Minister Guilbeault was all-in on COP29, heading the Canadian delegation, which “hosted 65 events showcasing Canada’s leadership on climate action, nature-based solutions, sustainable finance, and Canadian clean technologies—while discussing gender equality, youth perspectives, and the critical role of Indigenous knowledge and climate leadership” and stood up for Canadian values such as “2SLGBTQI+” and “gender inclusivity.” Once again, in Azerbaijan, which has been denounced for its human rights abuses.

And no word yet on the cost of all of this – for last year’s COP28 the government – or should I say the taxpayers – spent $1.4M on travel and accommodations alone for the 633 member delegation.

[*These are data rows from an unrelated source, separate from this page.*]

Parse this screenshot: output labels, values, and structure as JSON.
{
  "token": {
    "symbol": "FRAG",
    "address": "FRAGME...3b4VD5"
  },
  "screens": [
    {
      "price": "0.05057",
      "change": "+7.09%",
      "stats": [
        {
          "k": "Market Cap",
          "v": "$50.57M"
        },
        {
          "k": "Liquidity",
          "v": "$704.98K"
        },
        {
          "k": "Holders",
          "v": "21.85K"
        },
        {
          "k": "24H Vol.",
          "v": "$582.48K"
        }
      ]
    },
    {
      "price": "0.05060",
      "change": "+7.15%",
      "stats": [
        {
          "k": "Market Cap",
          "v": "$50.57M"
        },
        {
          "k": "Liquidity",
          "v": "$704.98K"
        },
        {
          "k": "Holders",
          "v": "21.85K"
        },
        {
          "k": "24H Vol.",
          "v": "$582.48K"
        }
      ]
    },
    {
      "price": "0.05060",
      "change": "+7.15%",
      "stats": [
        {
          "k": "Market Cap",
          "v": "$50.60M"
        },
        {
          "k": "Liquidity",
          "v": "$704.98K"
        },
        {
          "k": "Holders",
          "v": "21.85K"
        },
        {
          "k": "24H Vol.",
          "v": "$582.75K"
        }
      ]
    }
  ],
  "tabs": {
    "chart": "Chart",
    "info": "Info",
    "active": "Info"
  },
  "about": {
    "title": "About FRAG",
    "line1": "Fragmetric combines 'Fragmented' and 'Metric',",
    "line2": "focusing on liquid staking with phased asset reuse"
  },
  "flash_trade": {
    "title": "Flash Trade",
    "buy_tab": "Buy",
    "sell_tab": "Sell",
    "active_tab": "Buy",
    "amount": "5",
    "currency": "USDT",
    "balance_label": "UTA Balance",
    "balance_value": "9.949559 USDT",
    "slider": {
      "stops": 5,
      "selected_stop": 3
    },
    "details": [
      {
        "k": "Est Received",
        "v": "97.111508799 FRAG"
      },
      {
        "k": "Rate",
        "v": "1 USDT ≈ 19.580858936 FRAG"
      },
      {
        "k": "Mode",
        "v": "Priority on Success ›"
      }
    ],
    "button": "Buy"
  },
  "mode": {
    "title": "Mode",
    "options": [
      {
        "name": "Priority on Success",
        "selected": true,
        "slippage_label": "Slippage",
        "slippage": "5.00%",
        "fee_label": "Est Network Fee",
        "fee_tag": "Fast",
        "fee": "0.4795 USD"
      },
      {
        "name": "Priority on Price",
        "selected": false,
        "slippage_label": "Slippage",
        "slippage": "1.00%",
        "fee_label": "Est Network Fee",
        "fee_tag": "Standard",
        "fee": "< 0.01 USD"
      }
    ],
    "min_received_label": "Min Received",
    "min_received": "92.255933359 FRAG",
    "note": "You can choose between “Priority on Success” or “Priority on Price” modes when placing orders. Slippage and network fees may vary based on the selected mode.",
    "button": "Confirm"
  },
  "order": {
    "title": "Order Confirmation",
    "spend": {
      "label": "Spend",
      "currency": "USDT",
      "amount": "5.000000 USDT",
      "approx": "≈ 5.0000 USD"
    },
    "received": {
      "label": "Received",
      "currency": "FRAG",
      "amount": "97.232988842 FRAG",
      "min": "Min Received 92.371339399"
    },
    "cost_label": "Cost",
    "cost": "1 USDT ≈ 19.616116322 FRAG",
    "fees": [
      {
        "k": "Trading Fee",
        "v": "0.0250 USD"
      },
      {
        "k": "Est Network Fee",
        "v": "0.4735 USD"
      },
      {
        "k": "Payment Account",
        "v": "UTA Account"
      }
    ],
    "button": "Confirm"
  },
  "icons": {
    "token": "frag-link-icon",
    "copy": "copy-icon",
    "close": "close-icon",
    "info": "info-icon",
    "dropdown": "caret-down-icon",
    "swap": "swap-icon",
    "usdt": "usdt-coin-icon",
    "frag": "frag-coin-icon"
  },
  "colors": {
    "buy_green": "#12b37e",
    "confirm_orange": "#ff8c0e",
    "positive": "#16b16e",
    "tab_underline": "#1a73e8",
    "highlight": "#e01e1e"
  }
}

That number, not counting the above mentioned events, are sure to be higher, as Azerbaijan is much less of a travel destination than Dubai, and so has fewer flights in and available hotel rooms.

At the same time all of this was going on, Trudeau was 12,000 kms away in Rio de Janeiro, Brazil,  telling an audience that carbon taxation is a “moral obligation” which is more important than the cost of living: “It’s really, really easy when you’re in a short-term survive, [to say] I gotta be able to pay the rent this month, I’ve gotta be able to buy groceries for my kids, to say, OK, let’s put climate change as a slightly lower priority.”

This is madness, and it underscores how tone-deaf the prime minister is, and also why current polling looks so good for the Conservatives that Pierre Poilievre might as well start measuring the drapes at the PMO.

He has the Trudeau Liberals’ obsessive pursuit of Net Zero policies in large part to thank for that.

The world is waking up to the true cost of the Net Zero ideology, and leaving it behind. That doesn’t mean the fight is over – the activists and their allies in government are going to squeeze as many tax dollars out of this as they possibly can. But the writing is on the wall, and their window is rapidly closing.

Dan McTeague is President of Canadians for Affordable Energy.